Liberalism in Lawrence

With a “honk for hemp” sign waving back and forth, an unpaid musician strumming a guitar in the park gazebo and the smell of fresh pizza wafting from the local family owned restaurant, small-town liberalism permeates Lawrence. However, the roots of the liberalism are less obvious.

Like a minuscule blueberry at the bottom of a bowl of big red apples, Lawrence is the hopeful yet hopeless group of liberals surrounded by the conservatives filling Kansas’s border.

The bleachers at Allen Fieldhouse are more often filled with blue t-shirts rather than crimson, illustrating the fact that we are not only the town of the Jayhawks, but also one of the only politically blue areas in Kansas. Some believe that the two characteristics go hand-in-hand.

History and government teacher Kimberly Grinnell believes Lawrence is liberal because it’s a college town.

Grinnell explained the trend for people in education, especially higher education like the University of Kansas, is to be liberal.

“I think that when you’re educated you get to see both sides,” photography teacher Marsha Poholsky said, “… And I think that because Lawrence has a large emphasis on education, people are always gathering new information and looking at all sides of an issue.”

Of course, the trend is by majority not unanimity. Just as there are conservative families in Lawrence, there are conservative professors and other employees of the university.

Of the near 90 thousand people residing in Lawrence, a little over 30 thousand are enrolled at KU. If KU is the root of liberalism in Lawrence, the numbers support the extent of the university’s effect on the democratic-leaning election results.
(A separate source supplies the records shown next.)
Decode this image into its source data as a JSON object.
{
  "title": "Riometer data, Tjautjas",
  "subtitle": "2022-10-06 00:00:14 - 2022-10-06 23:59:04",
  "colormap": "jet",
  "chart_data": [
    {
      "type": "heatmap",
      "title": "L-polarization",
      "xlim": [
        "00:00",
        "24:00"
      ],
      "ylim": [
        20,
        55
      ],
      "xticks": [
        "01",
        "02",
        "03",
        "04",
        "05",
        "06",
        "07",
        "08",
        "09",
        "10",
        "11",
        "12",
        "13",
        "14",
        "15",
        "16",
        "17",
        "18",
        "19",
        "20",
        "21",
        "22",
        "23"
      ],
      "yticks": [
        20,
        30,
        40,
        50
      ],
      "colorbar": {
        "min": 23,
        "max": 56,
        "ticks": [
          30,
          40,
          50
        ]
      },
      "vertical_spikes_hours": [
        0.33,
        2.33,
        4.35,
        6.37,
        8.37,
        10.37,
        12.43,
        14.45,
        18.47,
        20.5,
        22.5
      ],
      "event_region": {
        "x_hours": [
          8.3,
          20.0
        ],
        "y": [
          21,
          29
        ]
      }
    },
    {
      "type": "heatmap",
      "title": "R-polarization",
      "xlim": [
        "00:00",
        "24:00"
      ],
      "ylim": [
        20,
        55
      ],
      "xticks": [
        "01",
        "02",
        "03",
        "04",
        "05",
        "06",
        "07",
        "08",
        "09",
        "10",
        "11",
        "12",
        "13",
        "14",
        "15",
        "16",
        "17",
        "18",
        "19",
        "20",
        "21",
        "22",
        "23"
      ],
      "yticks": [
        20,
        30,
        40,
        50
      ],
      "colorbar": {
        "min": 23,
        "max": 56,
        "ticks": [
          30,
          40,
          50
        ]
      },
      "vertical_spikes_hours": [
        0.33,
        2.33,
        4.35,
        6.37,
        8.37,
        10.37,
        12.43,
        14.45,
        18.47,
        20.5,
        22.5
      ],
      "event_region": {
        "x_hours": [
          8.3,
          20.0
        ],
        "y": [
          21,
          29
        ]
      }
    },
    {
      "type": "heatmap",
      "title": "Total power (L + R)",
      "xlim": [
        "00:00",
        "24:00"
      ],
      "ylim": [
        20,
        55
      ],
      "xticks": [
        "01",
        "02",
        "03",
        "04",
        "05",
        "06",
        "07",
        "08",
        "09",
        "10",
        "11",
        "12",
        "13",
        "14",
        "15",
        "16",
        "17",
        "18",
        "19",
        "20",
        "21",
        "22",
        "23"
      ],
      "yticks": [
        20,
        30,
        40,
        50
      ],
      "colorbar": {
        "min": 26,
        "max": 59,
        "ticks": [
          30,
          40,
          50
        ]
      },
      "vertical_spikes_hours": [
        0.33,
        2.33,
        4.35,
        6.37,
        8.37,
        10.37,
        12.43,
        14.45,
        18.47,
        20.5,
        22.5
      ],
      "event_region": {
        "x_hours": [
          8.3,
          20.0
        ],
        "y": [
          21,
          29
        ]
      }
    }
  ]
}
If the numbers aren’t enough to prove the university’s impact on the community, Massachusetts street after a big win might be. The street is packed with fans shoulder to shoulder, some friends and some strangers, all sharing a mutual love for the Jayhawks.

Lawrence is different, and that isn’t just a cliche statement coming from a biased Lawrencian.
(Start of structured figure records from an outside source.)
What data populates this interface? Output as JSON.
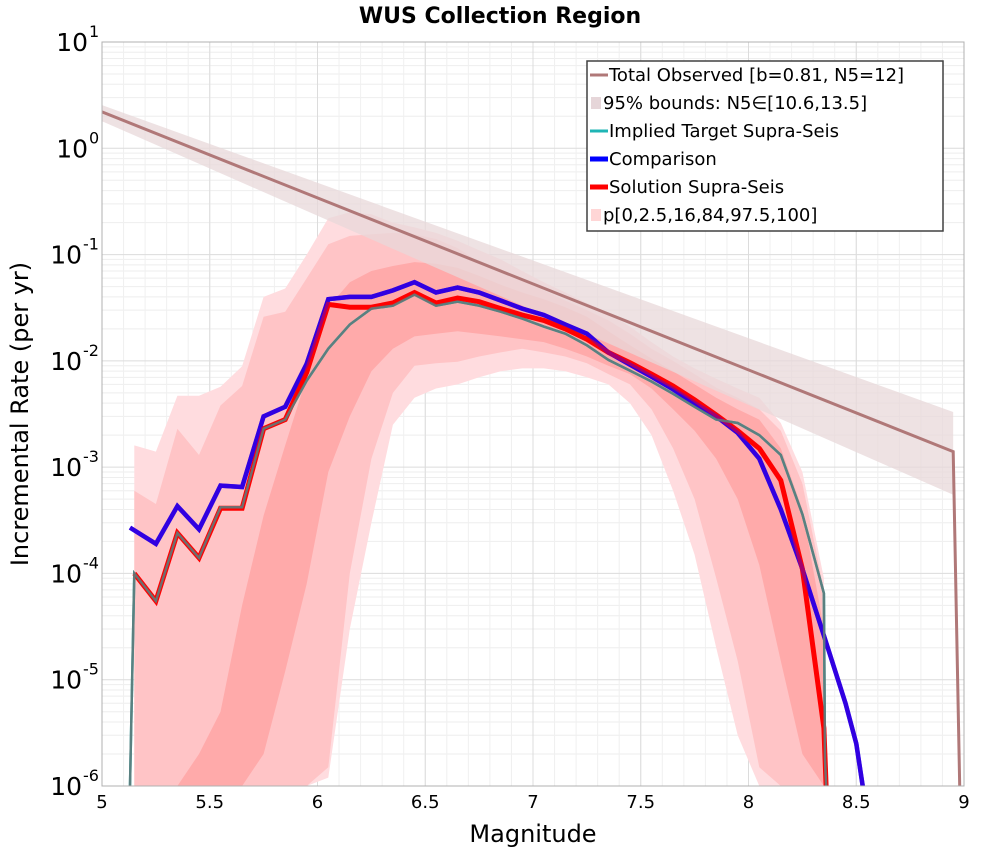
{
  "chart_data": {
    "type": "line",
    "title": "WUS Collection Region",
    "xlabel": "Magnitude",
    "ylabel": "Incremental Rate (per yr)",
    "xlim": [
      5,
      9
    ],
    "ylim_log10": [
      -6,
      1
    ],
    "yscale": "log",
    "grid": true,
    "legend_position": "top-right",
    "x_ticks": [
      "5",
      "5.5",
      "6",
      "6.5",
      "7",
      "7.5",
      "8",
      "8.5",
      "9"
    ],
    "y_ticks": [
      {
        "base": "10",
        "exp": "1",
        "value": 10
      },
      {
        "base": "10",
        "exp": "0",
        "value": 1
      },
      {
        "base": "10",
        "exp": "-1",
        "value": 0.1
      },
      {
        "base": "10",
        "exp": "-2",
        "value": 0.01
      },
      {
        "base": "10",
        "exp": "-3",
        "value": 0.001
      },
      {
        "base": "10",
        "exp": "-4",
        "value": 0.0001
      },
      {
        "base": "10",
        "exp": "-5",
        "value": 1e-05
      },
      {
        "base": "10",
        "exp": "-6",
        "value": 1e-06
      }
    ],
    "legend": [
      {
        "label": "Total Observed [b=0.81, N5=12]",
        "color": "#b07878",
        "kind": "line"
      },
      {
        "label": "95% bounds: N5∈[10.6,13.5]",
        "color": "#e6d6d9",
        "kind": "fill"
      },
      {
        "label": "Implied Target Supra-Seis",
        "color": "#1fb5b5",
        "kind": "line"
      },
      {
        "label": "Comparison",
        "color": "#0000ff",
        "kind": "line"
      },
      {
        "label": "Solution Supra-Seis",
        "color": "#ff0000",
        "kind": "line"
      },
      {
        "label": "p[0,2.5,16,84,97.5,100]",
        "color": "#ffd6d6",
        "kind": "fill"
      }
    ],
    "series": [
      {
        "name": "Total Observed [b=0.81, N5=12]",
        "color": "#b07878",
        "x": [
          5.0,
          8.95,
          8.95,
          8.98
        ],
        "y": [
          2.2,
          0.0014,
          0.0014,
          1e-06
        ]
      },
      {
        "name": "95% bounds lower",
        "x": [
          5.0,
          8.95
        ],
        "y": [
          1.8,
          0.00055
        ]
      },
      {
        "name": "95% bounds upper",
        "x": [
          5.0,
          8.95
        ],
        "y": [
          2.55,
          0.0033
        ]
      },
      {
        "name": "Implied Target Supra-Seis",
        "color": "#1fb5b5",
        "x": [
          5.13,
          5.15,
          5.25,
          5.35,
          5.45,
          5.55,
          5.65,
          5.75,
          5.85,
          5.95,
          6.05,
          6.15,
          6.25,
          6.35,
          6.45,
          6.55,
          6.65,
          6.75,
          6.85,
          6.95,
          7.05,
          7.15,
          7.25,
          7.35,
          7.45,
          7.55,
          7.65,
          7.75,
          7.85,
          7.95,
          8.05,
          8.15,
          8.25,
          8.35,
          8.355,
          8.36
        ],
        "y": [
          1e-06,
          0.0001,
          5.5e-05,
          0.00024,
          0.00014,
          0.00042,
          0.00042,
          0.0023,
          0.0028,
          0.0065,
          0.013,
          0.022,
          0.031,
          0.033,
          0.042,
          0.033,
          0.036,
          0.033,
          0.029,
          0.025,
          0.021,
          0.018,
          0.014,
          0.0102,
          0.0081,
          0.0064,
          0.0049,
          0.0037,
          0.0028,
          0.0026,
          0.002,
          0.0013,
          0.00036,
          6.5e-05,
          1.8e-06,
          1e-06
        ]
      },
      {
        "name": "Comparison",
        "color": "#0000ff",
        "x": [
          5.13,
          5.25,
          5.35,
          5.45,
          5.55,
          5.65,
          5.75,
          5.85,
          5.95,
          6.05,
          6.15,
          6.25,
          6.35,
          6.45,
          6.55,
          6.65,
          6.75,
          6.85,
          6.95,
          7.05,
          7.15,
          7.25,
          7.35,
          7.45,
          7.55,
          7.65,
          7.75,
          7.85,
          7.95,
          8.05,
          8.15,
          8.25,
          8.35,
          8.45,
          8.5,
          8.53
        ],
        "y": [
          0.00027,
          0.00019,
          0.00043,
          0.00026,
          0.00067,
          0.00065,
          0.003,
          0.0037,
          0.0094,
          0.038,
          0.04,
          0.04,
          0.046,
          0.055,
          0.044,
          0.049,
          0.044,
          0.037,
          0.031,
          0.027,
          0.022,
          0.018,
          0.012,
          0.0092,
          0.0071,
          0.0054,
          0.004,
          0.003,
          0.0021,
          0.0012,
          0.0004,
          0.00011,
          2.6e-05,
          6e-06,
          2.5e-06,
          1e-06
        ]
      },
      {
        "name": "Solution Supra-Seis",
        "color": "#ff0000",
        "x": [
          5.15,
          5.25,
          5.35,
          5.45,
          5.55,
          5.65,
          5.75,
          5.85,
          5.95,
          6.05,
          6.15,
          6.25,
          6.35,
          6.45,
          6.55,
          6.65,
          6.75,
          6.85,
          6.95,
          7.05,
          7.15,
          7.25,
          7.35,
          7.45,
          7.55,
          7.65,
          7.75,
          7.85,
          7.95,
          8.05,
          8.15,
          8.25,
          8.35,
          8.36
        ],
        "y": [
          0.0001,
          5.5e-05,
          0.00024,
          0.00014,
          0.00041,
          0.00041,
          0.0023,
          0.0028,
          0.0078,
          0.034,
          0.032,
          0.032,
          0.035,
          0.044,
          0.035,
          0.039,
          0.036,
          0.031,
          0.027,
          0.024,
          0.02,
          0.016,
          0.012,
          0.0096,
          0.0075,
          0.0058,
          0.0043,
          0.0031,
          0.0022,
          0.0015,
          0.00075,
          0.00011,
          3.5e-06,
          1e-06
        ]
      }
    ],
    "percentile_bands": {
      "x": [
        5.15,
        5.25,
        5.35,
        5.45,
        5.55,
        5.65,
        5.75,
        5.85,
        5.95,
        6.05,
        6.15,
        6.25,
        6.35,
        6.45,
        6.55,
        6.65,
        6.75,
        6.85,
        6.95,
        7.05,
        7.15,
        7.25,
        7.35,
        7.45,
        7.55,
        7.65,
        7.75,
        7.85,
        7.95,
        8.05,
        8.15,
        8.25,
        8.35,
        8.36
      ],
      "p0": [
        1e-06,
        1e-06,
        1e-06,
        1e-06,
        1e-06,
        1e-06,
        1e-06,
        1e-06,
        1e-06,
        1.2e-06,
        3e-05,
        0.0003,
        0.0025,
        0.0045,
        0.0055,
        0.006,
        0.007,
        0.008,
        0.0085,
        0.0085,
        0.008,
        0.007,
        0.006,
        0.004,
        0.002,
        0.0006,
        0.00015,
        2e-05,
        3e-06,
        1e-06,
        1e-06,
        1e-06,
        1e-06,
        1e-06
      ],
      "p2_5": [
        1e-06,
        1e-06,
        1e-06,
        1e-06,
        1e-06,
        1e-06,
        1e-06,
        1e-06,
        1e-06,
        1.5e-06,
        0.0001,
        0.0012,
        0.005,
        0.009,
        0.0095,
        0.0098,
        0.011,
        0.012,
        0.013,
        0.012,
        0.011,
        0.0095,
        0.0075,
        0.006,
        0.0035,
        0.0015,
        0.0005,
        9e-05,
        1.5e-05,
        1.5e-06,
        1e-06,
        1e-06,
        1e-06,
        1e-06
      ],
      "p16": [
        1e-06,
        1e-06,
        1e-06,
        1e-06,
        1e-06,
        1e-06,
        2e-06,
        1.2e-05,
        8e-05,
        0.0009,
        0.003,
        0.008,
        0.013,
        0.017,
        0.018,
        0.019,
        0.018,
        0.017,
        0.016,
        0.015,
        0.013,
        0.011,
        0.009,
        0.0075,
        0.0055,
        0.0035,
        0.0022,
        0.0012,
        0.0005,
        0.00012,
        1.5e-05,
        2e-06,
        1e-06,
        1e-06
      ],
      "p84": [
        1e-06,
        1e-06,
        1e-06,
        2e-06,
        5e-06,
        5e-05,
        0.00035,
        0.0016,
        0.007,
        0.032,
        0.055,
        0.07,
        0.078,
        0.085,
        0.082,
        0.075,
        0.063,
        0.052,
        0.044,
        0.038,
        0.032,
        0.026,
        0.019,
        0.014,
        0.0105,
        0.008,
        0.006,
        0.0045,
        0.0035,
        0.0028,
        0.0015,
        0.0004,
        3e-05,
        1e-06
      ],
      "p97_5": [
        0.0006,
        0.00045,
        0.0023,
        0.0013,
        0.0038,
        0.0058,
        0.026,
        0.029,
        0.06,
        0.125,
        0.15,
        0.155,
        0.16,
        0.155,
        0.14,
        0.115,
        0.085,
        0.072,
        0.058,
        0.046,
        0.037,
        0.03,
        0.024,
        0.018,
        0.013,
        0.01,
        0.0075,
        0.0056,
        0.0045,
        0.0035,
        0.0022,
        0.0007,
        7e-05,
        1e-06
      ],
      "p100": [
        0.0016,
        0.0014,
        0.0047,
        0.0047,
        0.0057,
        0.0089,
        0.04,
        0.048,
        0.1,
        0.22,
        0.25,
        0.24,
        0.2,
        0.18,
        0.16,
        0.135,
        0.11,
        0.09,
        0.07,
        0.055,
        0.044,
        0.035,
        0.028,
        0.021,
        0.015,
        0.011,
        0.0085,
        0.0068,
        0.0055,
        0.0045,
        0.0026,
        0.0009,
        9e-05,
        1e-06
      ]
    },
    "colors": {
      "band_outer": "#ffdcdf",
      "band_mid": "#ffc4c6",
      "band_inner": "#ffaaaa",
      "bounds_fill": "#e8d8da",
      "solution_comparison_overlap": "#5a00c8",
      "target_under_solution": "#607a7a"
    }
  }
}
“I think we also have a large influx of people from both coasts because of the University,” Poholsky said, “and we also have a lot of free-thinking [people] and Lawrence is kind of accepting of that. It always has been.”

The hole in this theory is the conservatism of other college towns. If “college” and “liberalism” are synonymous, then there must be a difference between KU and other college towns, especially Division 1 college towns like Manhattan, that are primarily conservative.

“Obviously K-State … is more conservative and that might have more to do with the students that are attracted to K-State versus KU,” Grinnell said.

If more “liberal” students or a more diverse overall group of students are attracted to KU then that would sensibly contribute to Lawrence being more liberal.

K-state is the more agriculturally-focused institution, typically attracting students from smaller towns in Western Kansas where more conservative families reside.